A NDOW biologist and a graduate student decided to look at certain characteristics of all coyotes killed over the 5 years. They found some interesting things:

  • During the third, fourth and fifth years, three times the number of coyotes were killed each of those years compared to the first year of the project.

  • The average coyote litter size tripled by the fourth year.

  • The average age dropped about half by the 5th year (from about age 3 to about age 1.5).

  • The male/female ratio shifted to a male predominance.

Projects 14 & 15 shifted a stable adult coyote population in year one to a larger juvenile population with a male predominance at the end of year five.

Although the researchers did not consider the ramifications of this shift, it is reasonable to assume that in year five, a coyote population in an area comprised largely of juveniles with a male predominance, lacking the stability and predictability of a home range and pack structure, might present a higher risk of suburban/urban conflicts with humans over pets and domestic livestock than would be the case if the disruption had not occurred.
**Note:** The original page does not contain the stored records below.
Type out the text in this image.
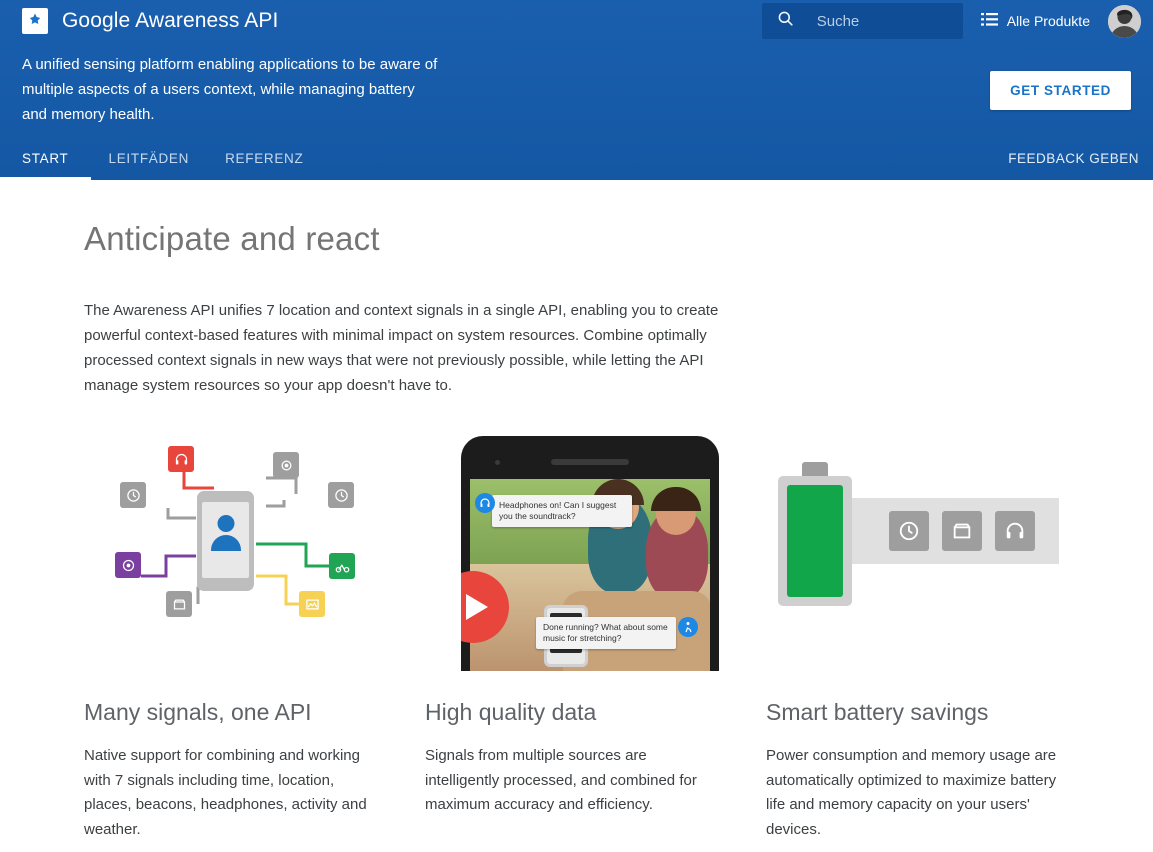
Google Awareness API
Suche	Alle Produkte
A unified sensing platform enabling applications to be aware of multiple aspects of a users context, while managing battery and memory health.
GET STARTED
START	LEITFÄDEN	REFERENZ	FEEDBACK GEBEN
Anticipate and react

The Awareness API unifies 7 location and context signals in a single API, enabling you to create powerful context-based features with minimal impact on system resources. Combine optimally processed context signals in new ways that were not previously possible, while letting the API manage system resources so your app doesn't have to.

Many signals, one API

Native support for combining and working with 7 signals including time, location, places, beacons, headphones, activity and weather.

Headphones on! Can I suggest you the soundtrack?
Done running? What about some music for stretching?
High quality data

Signals from multiple sources are intelligently processed, and combined for maximum accuracy and efficiency.

Smart battery savings

Power consumption and memory usage are automatically optimized to maximize battery life and memory capacity on your users' devices.
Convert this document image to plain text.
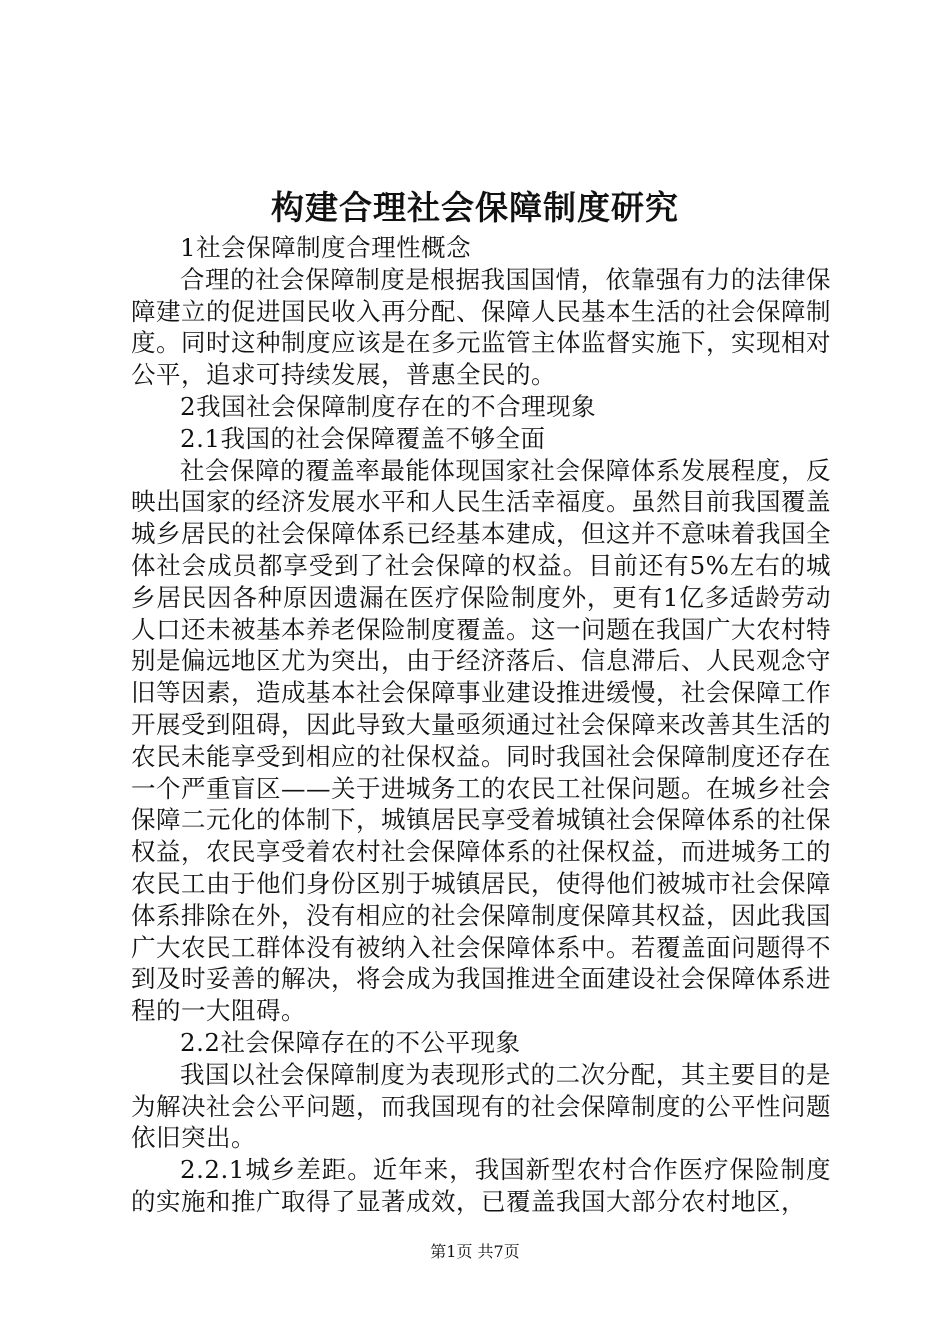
构建合理社会保障制度研究

1社会保障制度合理性概念

合理的社会保障制度是根据我国国情，依靠强有力的法律保障建立的促进国民收入再分配、保障人民基本生活的社会保障制度。同时这种制度应该是在多元监管主体监督实施下，实现相对公平，追求可持续发展，普惠全民的。

2我国社会保障制度存在的不合理现象

2.1我国的社会保障覆盖不够全面

社会保障的覆盖率最能体现国家社会保障体系发展程度，反映出国家的经济发展水平和人民生活幸福度。虽然目前我国覆盖城乡居民的社会保障体系已经基本建成，但这并不意味着我国全体社会成员都享受到了社会保障的权益。目前还有5%左右的城乡居民因各种原因遗漏在医疗保险制度外，更有1亿多适龄劳动人口还未被基本养老保险制度覆盖。这一问题在我国广大农村特别是偏远地区尤为突出，由于经济落后、信息滞后、人民观念守旧等因素，造成基本社会保障事业建设推进缓慢，社会保障工作开展受到阻碍，因此导致大量亟须通过社会保障来改善其生活的农民未能享受到相应的社保权益。同时我国社会保障制度还存在一个严重盲区——关于进城务工的农民工社保问题。在城乡社会保障二元化的体制下，城镇居民享受着城镇社会保障体系的社保权益，农民享受着农村社会保障体系的社保权益，而进城务工的农民工由于他们身份区别于城镇居民，使得他们被城市社会保障体系排除在外，没有相应的社会保障制度保障其权益，因此我国广大农民工群体没有被纳入社会保障体系中。若覆盖面问题得不到及时妥善的解决，将会成为我国推进全面建设社会保障体系进程的一大阻碍。

2.2社会保障存在的不公平现象

我国以社会保障制度为表现形式的二次分配，其主要目的是为解决社会公平问题，而我国现有的社会保障制度的公平性问题依旧突出。

2.2.1城乡差距。近年来，我国新型农村合作医疗保险制度的实施和推广取得了显著成效，已覆盖我国大部分农村地区，

第1页 共7页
(‘Compensatory reproduction’ is one term coined to refer to the population dynamics just described though the mechanisms involved are best described elsewhere.)

After doing their analysis and writing up their results in a professional manner suitable enough for publication, the paper ended up in a drawer at NDOW for a few years until an unnamed person thought it deserved the light of day.

Why, you might ask, would such an interesting and informative study be shelved in that manner by a state agency?

One answer is simple.

The results are embarrassing for those who hold the false belief that killing coyotes will increase deer populations.

There is also the matter of destroying public property (coyotes are part of the public wildlife trust) for no good reason.

Perhaps the biggest embarrassment, oblivious to those who complain about and demonize the coyote for various transgressions, might be phrased like this:  What do you expect when you randomly and intensively kill coyotes and, in the process, create a juvenile population well supplied with males?  

Are you not part of the very problem about which you complain?

Truly, Nevada citizens need and deserve an enlightened state coyote management plan, based on well-established science supported by plenty of objective data.  We have nothing now.

Shouldn’t we ask our state wildlife agency to do better?